The letters sent in recent days on Romney's behalf by former U.S. Veterans Affairs Secretary Anthony Principi charge that election officials in the states missed the Sept. 22 deadline for mailing some ballots to overseas and military voters. A fourth letter was to be sent Tuesday to Michigan officials, according to Romney campaign spokesman Ryan Williams.
The campaign is actively monitoring state and local election officials across the country, he said.
"We want to ensure that our fighting men and women overseas have the right to vote in the time that is given under federal law," Williams said. "We're doing it across the country in both red states and blue state and battleground states."

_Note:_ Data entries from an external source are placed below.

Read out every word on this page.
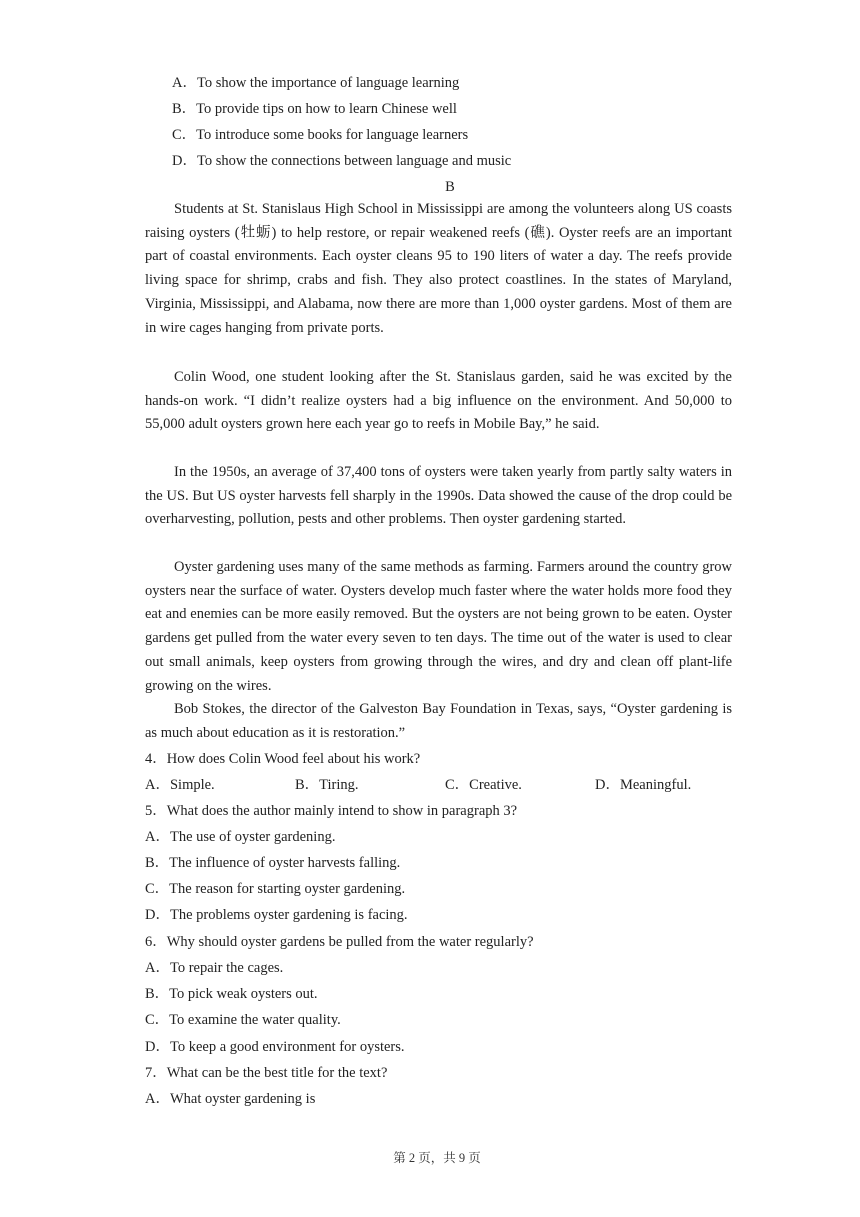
A．To show the importance of language learning
B．To provide tips on how to learn Chinese well
C．To introduce some books for language learners
D．To show the connections between language and music
B
Students at St. Stanislaus High School in Mississippi are among the volunteers along US coasts raising oysters (牡蛎) to help restore, or repair weakened reefs (礁). Oyster reefs are an important part of coastal environments. Each oyster cleans 95 to 190 liters of water a day. The reefs provide living space for shrimp, crabs and fish. They also protect coastlines. In the states of Maryland, Virginia, Mississippi, and Alabama, now there are more than 1,000 oyster gardens. Most of them are in wire cages hanging from private ports.
Colin Wood, one student looking after the St. Stanislaus garden, said he was excited by the hands-on work. “I didn’t realize oysters had a big influence on the environment. And 50,000 to 55,000 adult oysters grown here each year go to reefs in Mobile Bay,” he said.
In the 1950s, an average of 37,400 tons of oysters were taken yearly from partly salty waters in the US. But US oyster harvests fell sharply in the 1990s. Data showed the cause of the drop could be overharvesting, pollution, pests and other problems. Then oyster gardening started.
Oyster gardening uses many of the same methods as farming. Farmers around the country grow oysters near the surface of water. Oysters develop much faster where the water holds more food they eat and enemies can be more easily removed. But the oysters are not being grown to be eaten. Oyster gardens get pulled from the water every seven to ten days. The time out of the water is used to clear out small animals, keep oysters from growing through the wires, and dry and clean off plant-life growing on the wires.
Bob Stokes, the director of the Galveston Bay Foundation in Texas, says, “Oyster gardening is as much about education as it is restoration.”
4．How does Colin Wood feel about his work?
A．Simple.	B．Tiring.	C．Creative.	D．Meaningful.
5．What does the author mainly intend to show in paragraph 3?
A．The use of oyster gardening.
B．The influence of oyster harvests falling.
C．The reason for starting oyster gardening.
D．The problems oyster gardening is facing.
6．Why should oyster gardens be pulled from the water regularly?
A．To repair the cages.
B．To pick weak oysters out.
C．To examine the water quality.
D．To keep a good environment for oysters.
7．What can be the best title for the text?
A．What oyster gardening is
第 2 页，共 9 页
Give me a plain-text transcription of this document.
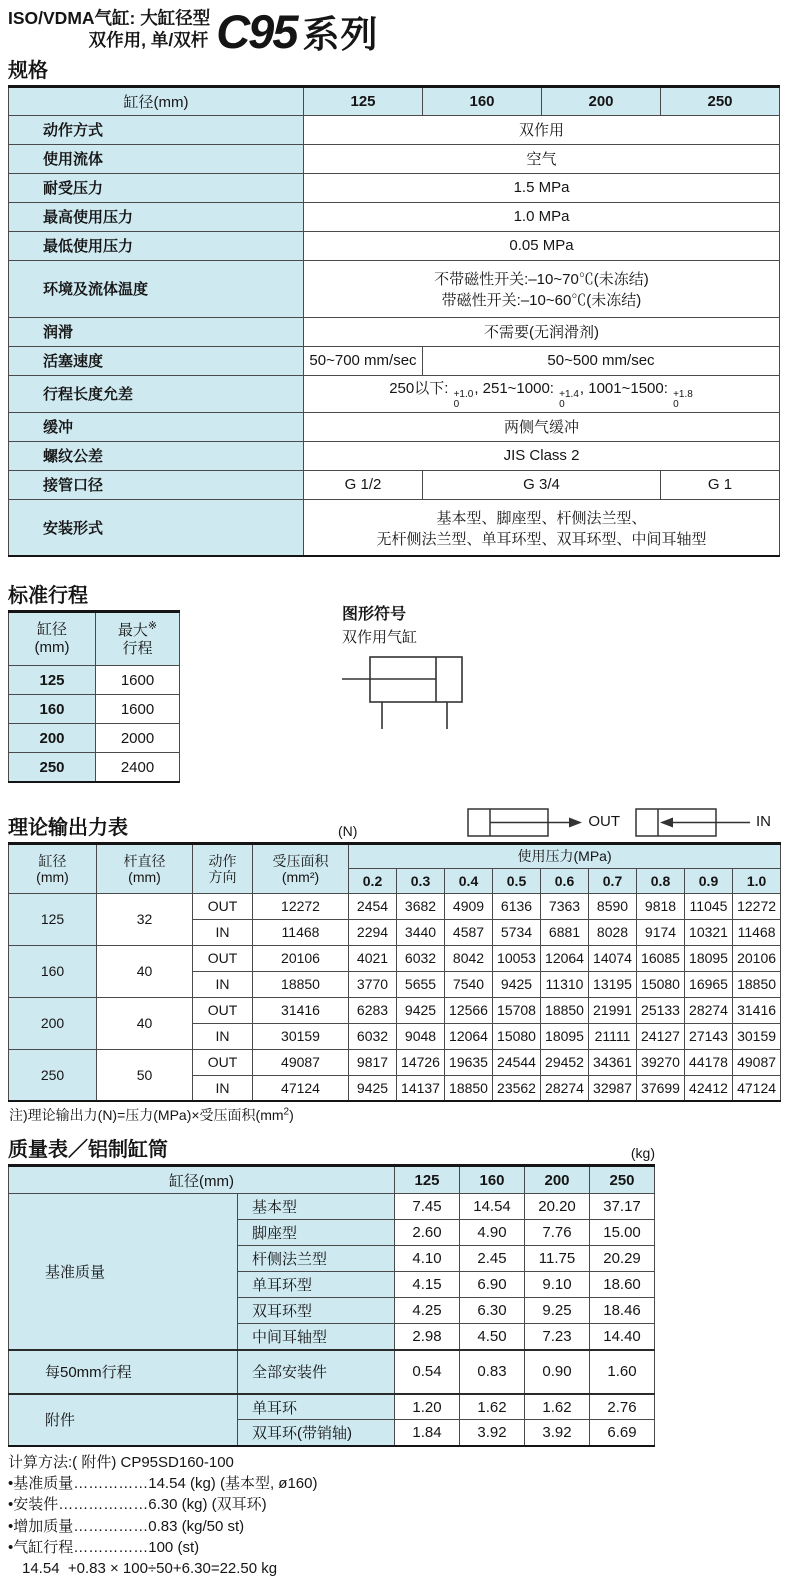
ISO/VDMA气缸: 大缸径型
双作用, 单/双杆 C95 系列
规格
缸径(mm)	125	160	200	250
动作方式	双作用			
使用流体	空气			
耐受压力	1.5 MPa			
最高使用压力	1.0 MPa			
最低使用压力	0.05 MPa			
环境及流体温度	不带磁性开关:–10~70℃(未冻结)
带磁性开关:–10~60℃(未冻结)			

润滑	不需要(无润滑剂)			
活塞速度	50~700 mm/sec	50~500 mm/sec		
行程长度允差	250以下: +1.0
0
, 251~1000: +1.4
0
, 1001~1500: +1.8
0

缓冲	两侧气缓冲			
螺纹公差	JIS Class 2			
接管口径	G 1/2	G 3/4		G 1
安装形式	基本型、脚座型、杆侧法兰型、
无杆侧法兰型、单耳环型、双耳环型、中间耳轴型			
标准行程
缸径
(mm)	最大※
行程
125	1600
160	1600
200	2000
250	2400
图形符号
双作用气缸
理论输出力表	(N)
OUT	IN
缸径
(mm)	杆直径
(mm)	动作
方向	受压面积
(mm²)	使用压力(MPa)								
				0.2	0.3	0.4	0.5	0.6	0.7	0.8	0.9	1.0
125	32	OUT	12272	2454	3682	4909	6136	7363	8590	9818	11045	12272
		IN	11468	2294	3440	4587	5734	6881	8028	9174	10321	11468
160	40	OUT	20106	4021	6032	8042	10053	12064	14074	16085	18095	20106
		IN	18850	3770	5655	7540	9425	11310	13195	15080	16965	18850
200	40	OUT	31416	6283	9425	12566	15708	18850	21991	25133	28274	31416
		IN	30159	6032	9048	12064	15080	18095	21111	24127	27143	30159
250	50	OUT	49087	9817	14726	19635	24544	29452	34361	39270	44178	49087
		IN	47124	9425	14137	18850	23562	28274	32987	37699	42412	47124
注)理论输出力(N)=压力(MPa)×受压面积$(mm^2)$
质量表／铝制缸筒	(kg)
缸径(mm)		125	160	200	250
基准质量	基本型	7.45	14.54	20.20	37.17
	脚座型	2.60	4.90	7.76	15.00
	杆侧法兰型	4.10	2.45	11.75	20.29
	单耳环型	4.15	6.90	9.10	18.60
	双耳环型	4.25	6.30	9.25	18.46
	中间耳轴型	2.98	4.50	7.23	14.40
每50mm行程	全部安装件	0.54	0.83	0.90	1.60
附件	单耳环	1.20	1.62	1.62	2.76
	双耳环(带销轴)	1.84	3.92	3.92	6.69
计算方法:( 附件) CP95SD160-100
•基准质量……………14.54 (kg) (基本型, ø160)
•安装件………………6.30 (kg) (双耳环)
•增加质量……………0.83 (kg/50 st)
•气缸行程……………100 (st)
14.54  +0.83 × 100÷50+6.30=22.50 kg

The letter-writing effort targets election officials in presidential battleground states such as Wisconsin and Michigan, but extends into others — Mississippi and Vermont — that neither side expects to be competitive on Election Day. The move is part of a broader push by the Romney campaign to expand his popularity among military veterans, who tend to be older men who vote Republican, to help balance President Barack Obama's advantage among Latinos and women.
Exit polls suggest that Obama lost the veterans vote by 10 points in 2008. A Gallup Poll taken in August gave Romney a 17-point edge among the voting bloc, which makes up about 13 percent of the adult population.

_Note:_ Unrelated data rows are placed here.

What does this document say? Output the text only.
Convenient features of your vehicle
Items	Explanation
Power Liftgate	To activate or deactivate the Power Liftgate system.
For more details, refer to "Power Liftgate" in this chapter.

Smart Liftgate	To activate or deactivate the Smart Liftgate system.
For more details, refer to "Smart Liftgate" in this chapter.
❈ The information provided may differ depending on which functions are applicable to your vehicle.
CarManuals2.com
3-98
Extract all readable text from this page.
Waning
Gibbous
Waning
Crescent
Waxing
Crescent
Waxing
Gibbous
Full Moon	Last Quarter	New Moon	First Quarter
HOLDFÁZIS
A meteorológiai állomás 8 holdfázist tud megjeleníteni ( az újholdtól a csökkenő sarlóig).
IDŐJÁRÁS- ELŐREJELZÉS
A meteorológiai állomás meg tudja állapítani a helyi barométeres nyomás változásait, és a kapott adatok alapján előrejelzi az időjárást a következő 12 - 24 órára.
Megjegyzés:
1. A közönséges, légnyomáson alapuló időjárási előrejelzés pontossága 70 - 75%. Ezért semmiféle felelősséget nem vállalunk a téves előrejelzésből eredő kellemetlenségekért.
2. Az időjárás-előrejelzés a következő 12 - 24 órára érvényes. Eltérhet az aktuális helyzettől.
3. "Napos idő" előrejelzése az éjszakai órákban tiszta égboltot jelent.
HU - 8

In Wisconsin, 27 municipalities missed the deadline for various reasons to send ballots to a total of 44 military and overseas voters, said Reid Magney, spokesman for the state Government Accountability Board, which handles elections. All 44 ballots were sent to the affected voters within five days of the missed deadline, Magney said.
Federal law requires that ballots be sent to military and overseas voters by Sept. 22, and be returned by Nov. 9.

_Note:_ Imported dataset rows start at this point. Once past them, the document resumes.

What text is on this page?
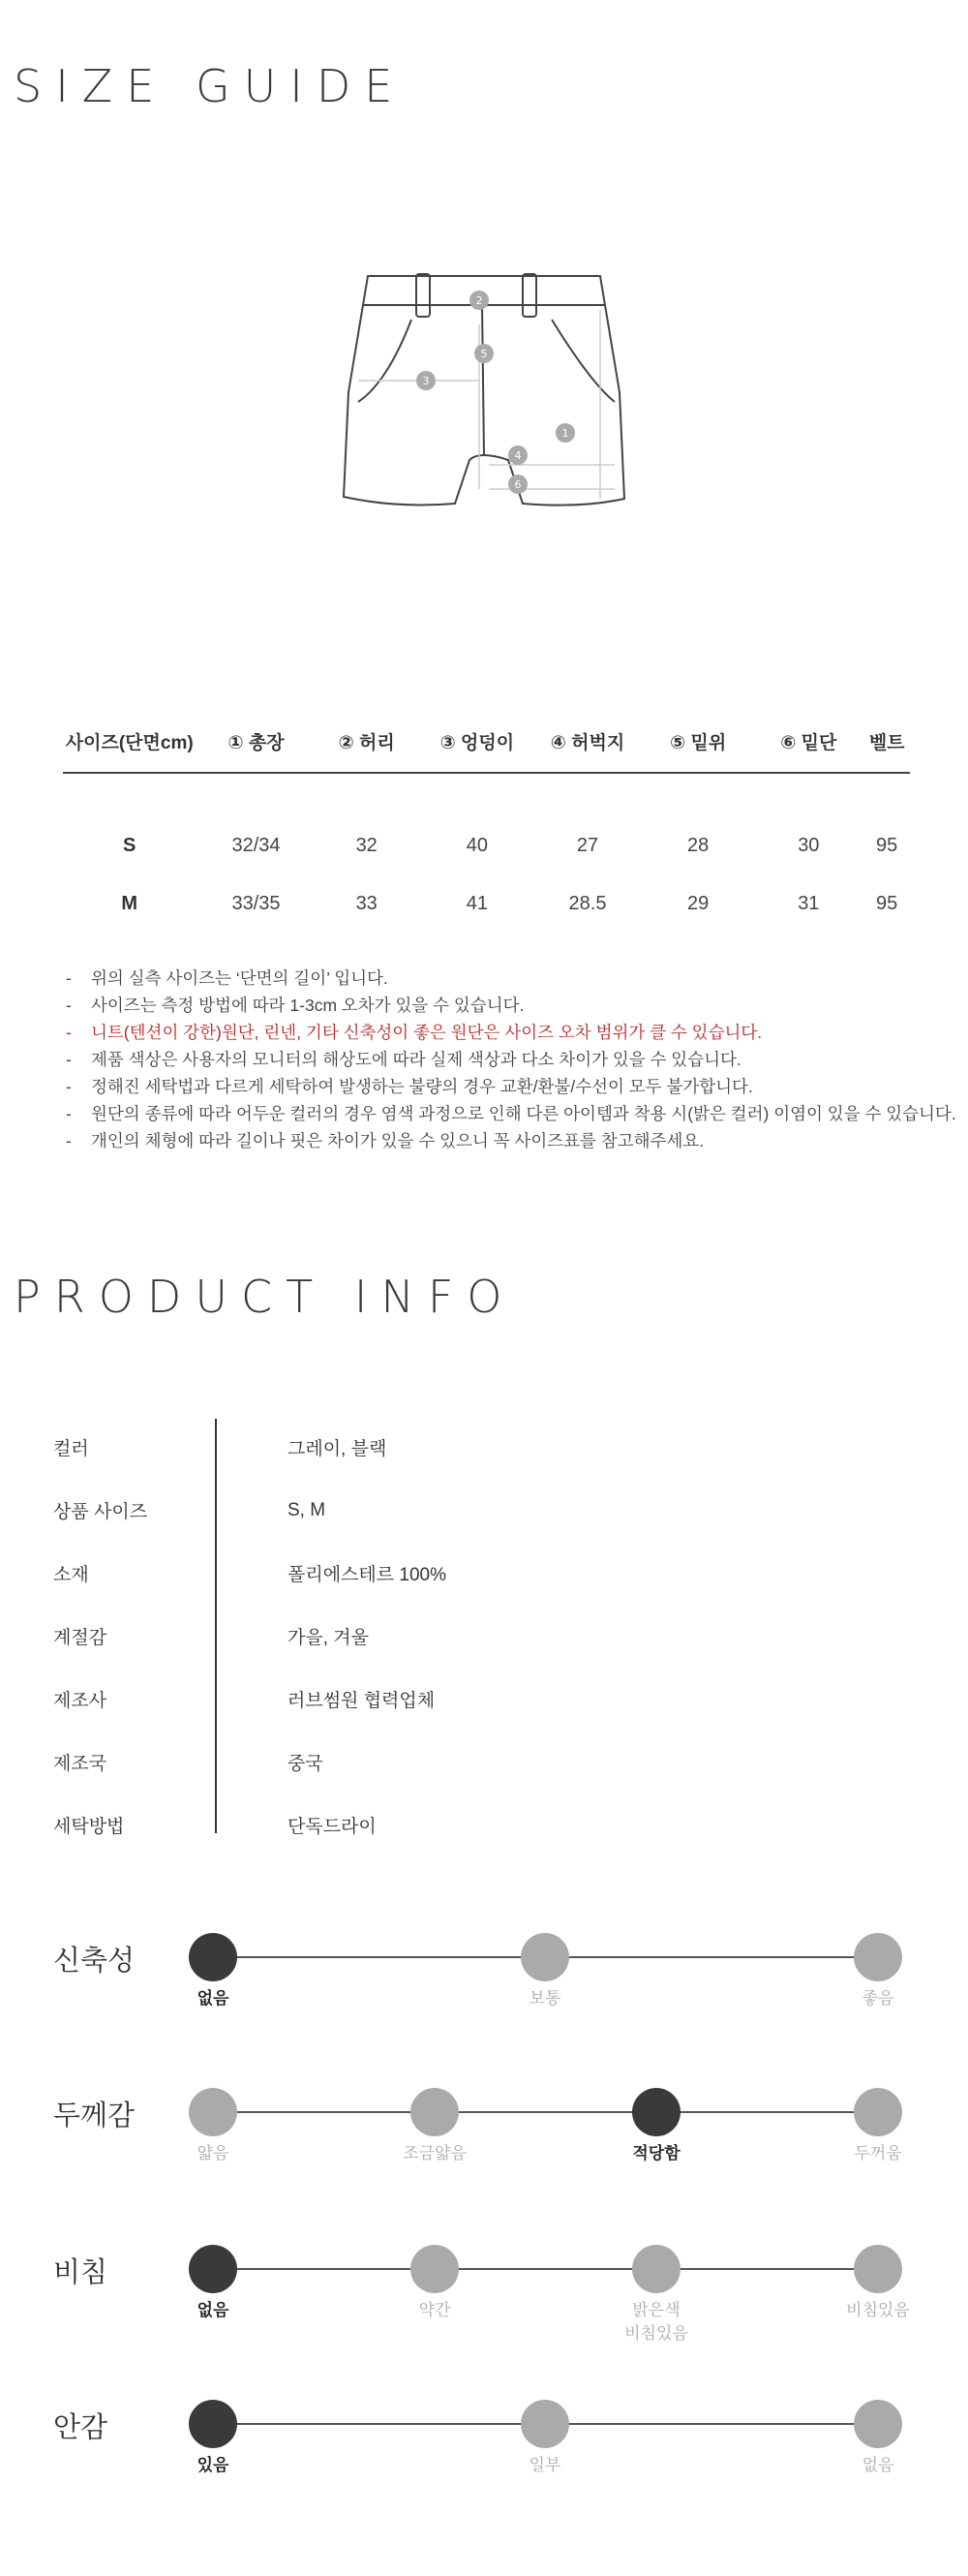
SIZE GUIDE
1
2
3
4
5
6
사이즈(단면cm)	① 총장	② 허리	③ 엉덩이	④ 허벅지	⑤ 밑위	⑥ 밑단	벨트
S	32/34	32	40	27	28	30	95
M	33/35	33	41	28.5	29	31	95
- 위의 실측 사이즈는 ‘단면의 길이’ 입니다.
- 사이즈는 측정 방법에 따라 1-3cm 오차가 있을 수 있습니다.
- 니트(텐션이 강한)원단, 린넨, 기타 신축성이 좋은 원단은 사이즈 오차 범위가 클 수 있습니다.
- 제품 색상은 사용자의 모니터의 해상도에 따라 실제 색상과 다소 차이가 있을 수 있습니다.
- 정해진 세탁법과 다르게 세탁하여 발생하는 불량의 경우 교환/환불/수선이 모두 불가합니다.
- 원단의 종류에 따라 어두운 컬러의 경우 염색 과정으로 인해 다른 아이템과 착용 시(밝은 컬러) 이염이 있을 수 있습니다.
- 개인의 체형에 따라 길이나 핏은 차이가 있을 수 있으니 꼭 사이즈표를 참고해주세요.
PRODUCT INFO
컬러	그레이, 블랙
상품 사이즈	S, M
소재	폴리에스테르 100%
계절감	가을, 겨울
제조사	러브썸원 협력업체
제조국	중국
세탁방법	단독드라이
신축성
없음	보통	좋음
두께감
얇음	조금얇음	적당함	두꺼움
비침
없음	약간	밝은색
비침있음
비침있음
안감
있음	일부	없음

Williams said the Romney campaign was paying closer attention to Wisconsin because of problems election clerks had earlier this year in meeting the deadline for the presidential primary.
In March, Wisconsin election officials entered into a consent decree with the U.S. Department of Justice to extend the deadline for receiving ballots for the April 3 primary when at least 227 military and overseas ballots were mailed after the deadline.
Under that agreement, the ballots had to be postmarked by the day of the election, April 3, but the completed ballot was counted if it came in within as many days as it was sent late.
The Romney letters copied in the U.S. Department of Justice. If the department doesn't bring legal action, the campaign will consider it, Williams said.
The Justice Department said in an email that it was reviewing compliance with the law nationwide and would take enforcement action where necessary.
There are 6,120 military and overseas voters in Wisconsin, Magney said. The total voting age population is about 4.38 million.
The Romney campaign sent its letter to the election commission in Hinds County, Mississippi, and to Vermont Secretary of State James Condos. The letters do not indicate, and Williams did not know, how many voters in each of those states may be affected.
Hinds County election officials have said the deadline was missed for just 13 voters but they have all since received their ballots electronically.
In the Vermont letter, Principi said 53 municipalities sent ballots late.
Condos, a Democrat who last week called the issue "a show" by the Romney campaign, said a recount in a primary race delayed the printing of the November ballots. Condos said all the late ballots had been sent to the affected voters by Tuesday.